The following ingredients have 10 Servings
  • 1 1/2 cups mashed overripe bananas (about 11 ounces or 3 large)
  • 1 large egg
  • 1/3 cup plain Greek yogurt (I used nonfat. OK to substitute vanilla, though the bread will be a bit sweeter.)
  • 2 tablespoons canola oil ( or melted cooled coconut oil*)
  • 1/3 cup light brown sugar
  • 1/4 cup pure maple syrup
  • 1 teaspoon pure vanilla extract
  • 1 teaspoon baking soda
  • 1/2 teaspoon ground cinnamon 
  • 1/4 teaspoon kosher salt
  • 1 1/2 cups white whole wheat flour
  • 3/4  cup semisweet chocolate chips ( or chopped dark chocolate (optional))

Instruction

  • Place the rack in the center of your oven and preheat the oven to 350 degrees F. Lightly grease an 8 x 4-inch loaf pan with nonstick spray and set aside.
  • Mash the bananas in the bottom of a large bowl until mostly smooth.
  • Whisk in the egg, then the yogurt and oil.
  • Whisk in the brown sugar, maple syrup, and vanilla. Sprinkle the baking soda, cinnamon, and salt over the top, then stir until combined.
  • Gently stir in the flour until barely combined, then fold in any mix-ins.

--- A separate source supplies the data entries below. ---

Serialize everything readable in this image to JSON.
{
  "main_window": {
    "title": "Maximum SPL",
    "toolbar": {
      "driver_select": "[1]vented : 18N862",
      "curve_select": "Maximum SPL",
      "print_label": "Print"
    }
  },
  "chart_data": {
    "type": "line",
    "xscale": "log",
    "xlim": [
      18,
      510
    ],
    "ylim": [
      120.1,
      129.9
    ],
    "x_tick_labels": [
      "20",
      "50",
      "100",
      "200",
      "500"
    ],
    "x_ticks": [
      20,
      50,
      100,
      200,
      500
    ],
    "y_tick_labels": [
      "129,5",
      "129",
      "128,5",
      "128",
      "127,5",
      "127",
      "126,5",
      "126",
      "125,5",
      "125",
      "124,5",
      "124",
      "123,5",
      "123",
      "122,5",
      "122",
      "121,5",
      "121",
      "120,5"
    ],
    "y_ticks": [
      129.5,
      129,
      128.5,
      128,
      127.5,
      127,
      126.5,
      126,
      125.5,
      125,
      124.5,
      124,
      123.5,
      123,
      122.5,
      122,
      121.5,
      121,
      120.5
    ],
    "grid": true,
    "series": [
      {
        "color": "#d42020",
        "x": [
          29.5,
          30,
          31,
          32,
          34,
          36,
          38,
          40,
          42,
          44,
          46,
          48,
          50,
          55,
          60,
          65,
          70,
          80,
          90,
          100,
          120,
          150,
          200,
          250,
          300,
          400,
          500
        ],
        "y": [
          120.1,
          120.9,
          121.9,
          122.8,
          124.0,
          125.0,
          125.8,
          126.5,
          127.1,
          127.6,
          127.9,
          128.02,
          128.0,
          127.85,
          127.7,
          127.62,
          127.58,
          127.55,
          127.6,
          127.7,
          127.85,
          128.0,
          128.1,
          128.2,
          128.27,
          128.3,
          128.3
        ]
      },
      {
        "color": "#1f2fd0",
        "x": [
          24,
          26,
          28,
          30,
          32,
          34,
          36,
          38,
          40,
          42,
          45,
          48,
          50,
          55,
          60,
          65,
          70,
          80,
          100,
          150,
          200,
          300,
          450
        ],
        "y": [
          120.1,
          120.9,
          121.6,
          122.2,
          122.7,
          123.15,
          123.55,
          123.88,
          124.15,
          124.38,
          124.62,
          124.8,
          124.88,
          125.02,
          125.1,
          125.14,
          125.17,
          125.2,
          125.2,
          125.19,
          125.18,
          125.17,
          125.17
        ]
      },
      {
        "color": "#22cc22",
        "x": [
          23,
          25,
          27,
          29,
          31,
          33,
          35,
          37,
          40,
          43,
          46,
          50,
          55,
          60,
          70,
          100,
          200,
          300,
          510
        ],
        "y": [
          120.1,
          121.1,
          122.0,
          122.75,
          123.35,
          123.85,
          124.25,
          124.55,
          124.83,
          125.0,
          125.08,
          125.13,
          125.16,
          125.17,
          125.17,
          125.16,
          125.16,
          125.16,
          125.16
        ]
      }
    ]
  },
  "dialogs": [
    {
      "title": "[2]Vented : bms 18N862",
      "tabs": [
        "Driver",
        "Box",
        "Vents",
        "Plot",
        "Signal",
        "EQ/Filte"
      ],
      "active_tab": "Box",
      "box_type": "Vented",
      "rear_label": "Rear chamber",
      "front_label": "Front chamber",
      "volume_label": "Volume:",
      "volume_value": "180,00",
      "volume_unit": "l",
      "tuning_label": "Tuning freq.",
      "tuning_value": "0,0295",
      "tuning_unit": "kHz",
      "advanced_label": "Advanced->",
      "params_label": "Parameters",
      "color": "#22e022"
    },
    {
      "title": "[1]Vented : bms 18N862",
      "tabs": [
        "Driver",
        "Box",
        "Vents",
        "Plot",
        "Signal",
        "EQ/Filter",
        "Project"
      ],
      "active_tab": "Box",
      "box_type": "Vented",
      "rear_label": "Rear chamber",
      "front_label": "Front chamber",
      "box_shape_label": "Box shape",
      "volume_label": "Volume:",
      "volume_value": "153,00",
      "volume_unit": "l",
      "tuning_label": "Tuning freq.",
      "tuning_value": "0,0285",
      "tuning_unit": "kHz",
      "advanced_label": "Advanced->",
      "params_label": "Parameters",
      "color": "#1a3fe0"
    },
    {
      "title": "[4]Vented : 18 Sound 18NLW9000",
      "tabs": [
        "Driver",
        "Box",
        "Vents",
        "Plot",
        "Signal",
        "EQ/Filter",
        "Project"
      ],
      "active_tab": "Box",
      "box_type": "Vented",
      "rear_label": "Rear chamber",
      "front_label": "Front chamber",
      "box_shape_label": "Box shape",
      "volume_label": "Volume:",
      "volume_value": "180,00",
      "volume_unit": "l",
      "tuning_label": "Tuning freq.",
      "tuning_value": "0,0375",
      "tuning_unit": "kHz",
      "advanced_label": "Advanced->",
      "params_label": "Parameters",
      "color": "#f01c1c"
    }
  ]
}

  • Scrape the mixture into the prepared pan. Bake for 50 to 60 minutes, until a toothpick inserted in the center comes out clean. Check at the 35-minute mark and tent with foil if the bread is browning too quickly at the corners. Place the pan on a wire rack and let cool for 15 minutes. Remove from pan and place on rack to finish cooling completely (for neat slicing), or enjoy warm and don't worry if the slices are messy.